Supremo autoriza acesso de senador a inquérito

O presidente do Supremo Tribunal Federal, ministro Gilmar Mendes, estendeu ao senador Heráclito Fortes (DEM-PI) os benefícios de uma liminar que permite o acesso aos autos da Operação Satiagraha. Originalmente, a liminar favoreceu a defesa do banqueiro Daniel Dantas, dono do Banco Opportunity. A informação é da Agência Brasil.

O senador piauiense alegou que como era citado nas interceptações telefônicas, tinha o direito de conhecer o que era dito sobre ele.
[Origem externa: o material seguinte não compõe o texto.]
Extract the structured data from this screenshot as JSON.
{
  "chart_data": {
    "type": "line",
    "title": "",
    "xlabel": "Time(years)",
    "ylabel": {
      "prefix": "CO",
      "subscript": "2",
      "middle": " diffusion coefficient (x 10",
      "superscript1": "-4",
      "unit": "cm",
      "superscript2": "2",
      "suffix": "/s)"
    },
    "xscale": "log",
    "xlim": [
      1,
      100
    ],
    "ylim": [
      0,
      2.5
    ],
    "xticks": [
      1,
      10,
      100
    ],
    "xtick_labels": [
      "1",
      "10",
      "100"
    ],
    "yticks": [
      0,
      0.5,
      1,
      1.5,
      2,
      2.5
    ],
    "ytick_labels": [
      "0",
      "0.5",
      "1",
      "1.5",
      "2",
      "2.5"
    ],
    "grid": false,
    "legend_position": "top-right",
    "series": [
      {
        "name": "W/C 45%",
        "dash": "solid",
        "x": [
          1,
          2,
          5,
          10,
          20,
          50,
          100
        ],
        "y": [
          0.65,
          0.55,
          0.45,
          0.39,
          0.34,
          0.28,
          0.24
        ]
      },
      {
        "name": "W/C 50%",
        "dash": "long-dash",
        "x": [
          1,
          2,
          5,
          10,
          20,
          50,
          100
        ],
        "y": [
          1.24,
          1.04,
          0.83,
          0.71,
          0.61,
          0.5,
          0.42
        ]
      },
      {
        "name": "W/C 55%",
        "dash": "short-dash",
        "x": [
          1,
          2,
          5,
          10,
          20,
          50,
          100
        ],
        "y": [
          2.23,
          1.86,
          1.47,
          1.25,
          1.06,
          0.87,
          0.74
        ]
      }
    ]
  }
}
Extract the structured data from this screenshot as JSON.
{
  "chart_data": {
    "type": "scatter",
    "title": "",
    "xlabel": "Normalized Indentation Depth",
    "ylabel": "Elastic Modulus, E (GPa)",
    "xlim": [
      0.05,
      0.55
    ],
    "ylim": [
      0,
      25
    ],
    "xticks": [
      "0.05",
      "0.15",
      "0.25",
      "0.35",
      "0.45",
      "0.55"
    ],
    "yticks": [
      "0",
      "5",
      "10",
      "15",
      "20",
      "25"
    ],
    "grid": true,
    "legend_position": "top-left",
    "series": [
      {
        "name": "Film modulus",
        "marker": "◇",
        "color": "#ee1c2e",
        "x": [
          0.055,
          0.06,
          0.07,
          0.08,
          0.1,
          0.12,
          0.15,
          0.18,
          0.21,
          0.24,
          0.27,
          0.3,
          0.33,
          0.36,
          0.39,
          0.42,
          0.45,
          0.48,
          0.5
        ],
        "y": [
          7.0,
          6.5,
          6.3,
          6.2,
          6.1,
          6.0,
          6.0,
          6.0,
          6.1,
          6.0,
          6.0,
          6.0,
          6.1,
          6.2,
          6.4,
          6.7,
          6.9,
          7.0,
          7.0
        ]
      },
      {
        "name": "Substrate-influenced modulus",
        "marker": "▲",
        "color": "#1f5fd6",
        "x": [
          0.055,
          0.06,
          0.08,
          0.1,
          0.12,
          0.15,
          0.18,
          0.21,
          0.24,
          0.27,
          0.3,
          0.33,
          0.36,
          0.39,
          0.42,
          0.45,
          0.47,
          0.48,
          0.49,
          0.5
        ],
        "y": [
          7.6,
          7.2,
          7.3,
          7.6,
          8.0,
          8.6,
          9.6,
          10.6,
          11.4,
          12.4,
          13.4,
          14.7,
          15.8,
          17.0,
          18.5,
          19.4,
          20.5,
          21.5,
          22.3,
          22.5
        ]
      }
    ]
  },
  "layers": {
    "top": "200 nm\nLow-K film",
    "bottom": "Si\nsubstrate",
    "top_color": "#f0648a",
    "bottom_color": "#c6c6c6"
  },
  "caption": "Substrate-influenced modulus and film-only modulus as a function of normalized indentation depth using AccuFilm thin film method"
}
O argumento norteou a decisão do ministro Gilmar Mendes.

“Ante a plausibilidade do argumento de que sob tal condição figura naqueles autos, conforme amplamente divulgado pela imprensa, o senador tem o mesmo direito de acessar os documentos”, afirmou Mendes.

Os advogados de Heráclito Fortes disseram, ainda, que a Polícia Federal vazou dados sigilosos do inquérito “com o único e claro escopo de prejudicar a imagem” de outras pessoas não envolvidas nos fatos em apuração.

A Operação Satigraha investiga supostos crimes financeiros cometidos por uma organização criminosa liderada pelo banqueiro Daniel Dantas, de quem Heráclito seria amigo.

olhovivo disse:
18 de julho de 2008 às 16:54

Se o relatório do delegado aponta senadores, chefe de gabinete do Lula e outros, como partícipes de "organização criminosa", por que não remeteu, desde logo, os autos ao STF? Porque o juiz de primeiro grau é melhor? Só para lembrar: a escolha do juiz natural é da CF e não da polícia.

olhovivo disse:
18 de julho de 2008 às 16:57

P.S.: não se trata de defender quem quer que seja, mas de observar a CF ainda vigente. Se ela existe, deve ser respeitada.

Luiz Carlos de Oliveira Cesar Zubcov disse:
18 de julho de 2008 às 18:25

Corretíssima a decisão do STF.
A simples insinuação de participação nos fatos e a citação do nome em autos – mesmo sob segredo de justiça – confere ao cidadão o direito constitucional do acesso e de requerer informações a fim de instruir as medidas judiciais que entender convenientes.
Em sendo parte, o direito é processual.
Infelizmente ainda temos juízes que não alcançaram essa compreensão.

Willson disse:
18 de julho de 2008 às 23:57

Férias longas essas do STF. O plantonista está deitando e rolando, sem precisar ouvir o plenário. Pelo visto, ninguém está preocupado com as peças processuais que devam permanecer em sigilo. A ordem parece ser "implodir, já!"

Realmente, é louvável essa decisão de permitir que alguém que tenha sido citado em gravação obtenha vista. A pergunta que não quer calar é: VAI VALER PRA TODO MUNDO, OU SÓ PARA OS PODEROSOS?